Monica Hernandez / Eyewitness News
NEW ORLEANS -- One year after the beginning of the worst environmental disaster in U.S. history, scientists say the chemical signature of oil, the so-called "oil plumes" beneath the surface of the Gulf, have disappeared. But they say oil from the BP spill still lingers.
"We're getting tar balls on the beaches, so that has to come from somewhere," said Dr. Vernon Asper, professor of Marine Sciences at University of Southern Mississippi.
And it's not just tar balls. Since the spill, hundreds of dead dolphins and sea turtles have washed ashore.
"Here are two animals that breathe air. They've got to come to the surface, they've got to interact with whatever they find at the surface," said Asper. "So what is going on there? Is it an oil spill effect or not? We need to know."
It's one of the answers Asper is hoping to find as he continues researching the spill.
He was one of the first to detect oil below the surface, from the research vessel "Pelican" just a few weeks after the Deepwater Horizon explosion. One year later, Asper has more questions than answers.
"The question is, what is still going on in the environment?" asked Asper. "Where is this oil and what effect is it having?"
At this point, scientists don't know how damaging the effects of the spill will be. Asper predicts we'll know 90 percent of the effects one year from now, and believes it will take a decade to fully understand them.
Meanwhile, the head of the Environmental Protection Agency toured the Gulf Coast Wednesday. Lisa Jackson said much of her information is reassuring.

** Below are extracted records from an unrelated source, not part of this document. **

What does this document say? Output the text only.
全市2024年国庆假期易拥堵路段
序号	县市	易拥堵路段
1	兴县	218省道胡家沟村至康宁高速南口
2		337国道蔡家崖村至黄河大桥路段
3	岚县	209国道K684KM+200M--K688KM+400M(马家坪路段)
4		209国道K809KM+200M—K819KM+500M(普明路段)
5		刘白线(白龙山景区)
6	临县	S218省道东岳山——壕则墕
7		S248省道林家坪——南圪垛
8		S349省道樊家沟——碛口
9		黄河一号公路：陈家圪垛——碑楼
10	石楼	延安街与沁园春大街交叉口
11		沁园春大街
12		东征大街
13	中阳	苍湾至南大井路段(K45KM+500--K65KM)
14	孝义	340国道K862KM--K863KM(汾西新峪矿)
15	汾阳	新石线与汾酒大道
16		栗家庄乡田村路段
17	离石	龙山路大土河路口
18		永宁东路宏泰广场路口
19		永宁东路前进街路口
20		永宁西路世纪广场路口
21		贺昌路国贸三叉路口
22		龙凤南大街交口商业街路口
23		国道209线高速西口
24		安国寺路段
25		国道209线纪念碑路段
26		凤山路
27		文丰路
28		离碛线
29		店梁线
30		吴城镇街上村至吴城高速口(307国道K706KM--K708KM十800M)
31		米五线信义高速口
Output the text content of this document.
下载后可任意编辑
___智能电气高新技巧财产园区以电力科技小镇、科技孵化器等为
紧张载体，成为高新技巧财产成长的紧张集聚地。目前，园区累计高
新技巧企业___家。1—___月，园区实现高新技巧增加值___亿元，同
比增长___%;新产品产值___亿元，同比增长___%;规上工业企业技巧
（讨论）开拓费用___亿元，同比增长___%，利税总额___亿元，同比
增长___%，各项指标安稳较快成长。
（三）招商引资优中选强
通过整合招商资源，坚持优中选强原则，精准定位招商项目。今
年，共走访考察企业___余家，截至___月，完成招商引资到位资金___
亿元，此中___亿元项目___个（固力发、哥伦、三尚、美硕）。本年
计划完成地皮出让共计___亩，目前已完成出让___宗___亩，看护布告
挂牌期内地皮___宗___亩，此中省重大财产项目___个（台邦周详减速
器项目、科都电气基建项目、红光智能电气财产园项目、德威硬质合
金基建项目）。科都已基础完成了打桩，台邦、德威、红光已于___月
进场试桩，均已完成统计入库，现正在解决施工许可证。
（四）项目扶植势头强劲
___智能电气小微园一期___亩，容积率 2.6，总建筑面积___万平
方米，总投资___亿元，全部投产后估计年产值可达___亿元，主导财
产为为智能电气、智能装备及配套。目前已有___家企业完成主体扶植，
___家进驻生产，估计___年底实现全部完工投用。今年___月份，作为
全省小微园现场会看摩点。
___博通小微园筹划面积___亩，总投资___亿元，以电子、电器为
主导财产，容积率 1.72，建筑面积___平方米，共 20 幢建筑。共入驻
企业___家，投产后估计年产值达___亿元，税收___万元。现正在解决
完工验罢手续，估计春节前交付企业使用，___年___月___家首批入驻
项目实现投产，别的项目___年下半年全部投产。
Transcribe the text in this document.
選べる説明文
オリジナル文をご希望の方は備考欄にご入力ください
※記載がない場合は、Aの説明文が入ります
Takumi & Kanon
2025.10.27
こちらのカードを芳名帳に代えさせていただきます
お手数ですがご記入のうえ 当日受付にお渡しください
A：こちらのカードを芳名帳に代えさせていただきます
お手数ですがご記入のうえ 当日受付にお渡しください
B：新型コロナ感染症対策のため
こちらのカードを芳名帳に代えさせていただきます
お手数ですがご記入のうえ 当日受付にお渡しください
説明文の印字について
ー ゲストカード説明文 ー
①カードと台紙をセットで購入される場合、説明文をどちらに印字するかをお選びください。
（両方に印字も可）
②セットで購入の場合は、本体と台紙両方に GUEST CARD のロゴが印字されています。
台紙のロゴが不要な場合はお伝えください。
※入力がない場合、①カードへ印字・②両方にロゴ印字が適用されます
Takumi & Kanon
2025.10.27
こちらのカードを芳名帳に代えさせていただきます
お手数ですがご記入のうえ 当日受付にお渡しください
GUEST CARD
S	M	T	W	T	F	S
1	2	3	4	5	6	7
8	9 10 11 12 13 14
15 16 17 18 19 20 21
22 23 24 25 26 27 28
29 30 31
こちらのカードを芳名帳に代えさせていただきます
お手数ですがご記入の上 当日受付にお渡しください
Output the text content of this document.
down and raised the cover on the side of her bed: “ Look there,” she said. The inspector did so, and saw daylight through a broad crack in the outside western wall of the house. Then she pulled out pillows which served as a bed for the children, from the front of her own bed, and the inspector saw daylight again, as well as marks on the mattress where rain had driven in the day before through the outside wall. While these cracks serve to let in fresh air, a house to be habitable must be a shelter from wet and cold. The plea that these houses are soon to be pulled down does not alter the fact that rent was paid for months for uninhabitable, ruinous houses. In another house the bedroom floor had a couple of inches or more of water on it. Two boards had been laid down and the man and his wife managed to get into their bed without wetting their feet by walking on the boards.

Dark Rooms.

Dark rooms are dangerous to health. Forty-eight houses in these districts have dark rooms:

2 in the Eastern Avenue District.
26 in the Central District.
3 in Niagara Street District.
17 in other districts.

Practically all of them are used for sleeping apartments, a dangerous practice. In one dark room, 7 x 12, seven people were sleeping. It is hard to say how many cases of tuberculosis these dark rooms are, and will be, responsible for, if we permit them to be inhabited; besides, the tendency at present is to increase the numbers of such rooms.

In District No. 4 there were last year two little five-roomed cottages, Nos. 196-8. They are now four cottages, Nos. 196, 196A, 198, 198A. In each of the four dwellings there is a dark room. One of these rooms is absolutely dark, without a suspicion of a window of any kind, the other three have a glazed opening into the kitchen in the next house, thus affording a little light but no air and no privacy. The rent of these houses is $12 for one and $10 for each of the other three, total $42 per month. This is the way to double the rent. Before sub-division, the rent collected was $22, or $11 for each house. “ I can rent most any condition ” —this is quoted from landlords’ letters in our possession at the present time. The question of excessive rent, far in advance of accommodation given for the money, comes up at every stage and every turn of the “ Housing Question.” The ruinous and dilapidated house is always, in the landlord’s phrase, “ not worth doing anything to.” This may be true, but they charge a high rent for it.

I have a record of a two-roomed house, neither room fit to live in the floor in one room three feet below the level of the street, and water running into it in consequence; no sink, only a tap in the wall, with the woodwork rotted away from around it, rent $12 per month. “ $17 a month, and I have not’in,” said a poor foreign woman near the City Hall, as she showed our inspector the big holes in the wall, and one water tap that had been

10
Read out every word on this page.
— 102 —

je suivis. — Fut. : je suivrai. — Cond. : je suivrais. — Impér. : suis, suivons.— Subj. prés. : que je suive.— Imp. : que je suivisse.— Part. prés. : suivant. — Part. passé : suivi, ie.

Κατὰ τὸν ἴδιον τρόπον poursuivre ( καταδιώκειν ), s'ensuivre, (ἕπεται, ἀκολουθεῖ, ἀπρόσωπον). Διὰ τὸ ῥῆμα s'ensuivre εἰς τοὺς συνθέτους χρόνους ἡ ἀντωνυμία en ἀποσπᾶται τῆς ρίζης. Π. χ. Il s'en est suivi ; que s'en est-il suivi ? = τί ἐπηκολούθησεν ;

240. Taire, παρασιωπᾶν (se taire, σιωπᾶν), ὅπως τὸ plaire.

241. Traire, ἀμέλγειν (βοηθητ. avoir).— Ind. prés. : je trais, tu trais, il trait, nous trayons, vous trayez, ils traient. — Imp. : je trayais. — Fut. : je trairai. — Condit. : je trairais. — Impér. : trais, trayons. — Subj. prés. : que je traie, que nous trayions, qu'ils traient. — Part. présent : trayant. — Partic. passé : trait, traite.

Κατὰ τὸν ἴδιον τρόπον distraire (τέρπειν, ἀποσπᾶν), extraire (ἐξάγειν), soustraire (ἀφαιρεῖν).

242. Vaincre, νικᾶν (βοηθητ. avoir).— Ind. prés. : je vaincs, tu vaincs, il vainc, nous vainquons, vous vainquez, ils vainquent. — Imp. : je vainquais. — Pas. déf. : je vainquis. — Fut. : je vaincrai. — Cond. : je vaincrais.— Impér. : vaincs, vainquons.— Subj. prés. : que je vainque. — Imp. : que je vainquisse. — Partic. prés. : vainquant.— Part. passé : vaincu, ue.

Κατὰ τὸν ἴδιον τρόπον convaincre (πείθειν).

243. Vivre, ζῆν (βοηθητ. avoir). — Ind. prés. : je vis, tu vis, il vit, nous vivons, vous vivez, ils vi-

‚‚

"Mother Nature deals with oil and gas seeps in the Gulf of Mexico all the time," said Jackson. "And so, what we had hoped happen would, which is the majority of it stayed out of the marshes, out of the wetlands, out at sea."
The EPA said it will continue to monitor the spill's impact. The agency also said it would continue to learn about ways to rebuild the Gulf and restore wetlands.
Still, as signs of the spill continue to surface, so do concerns about what it mean's for the Gulf's future.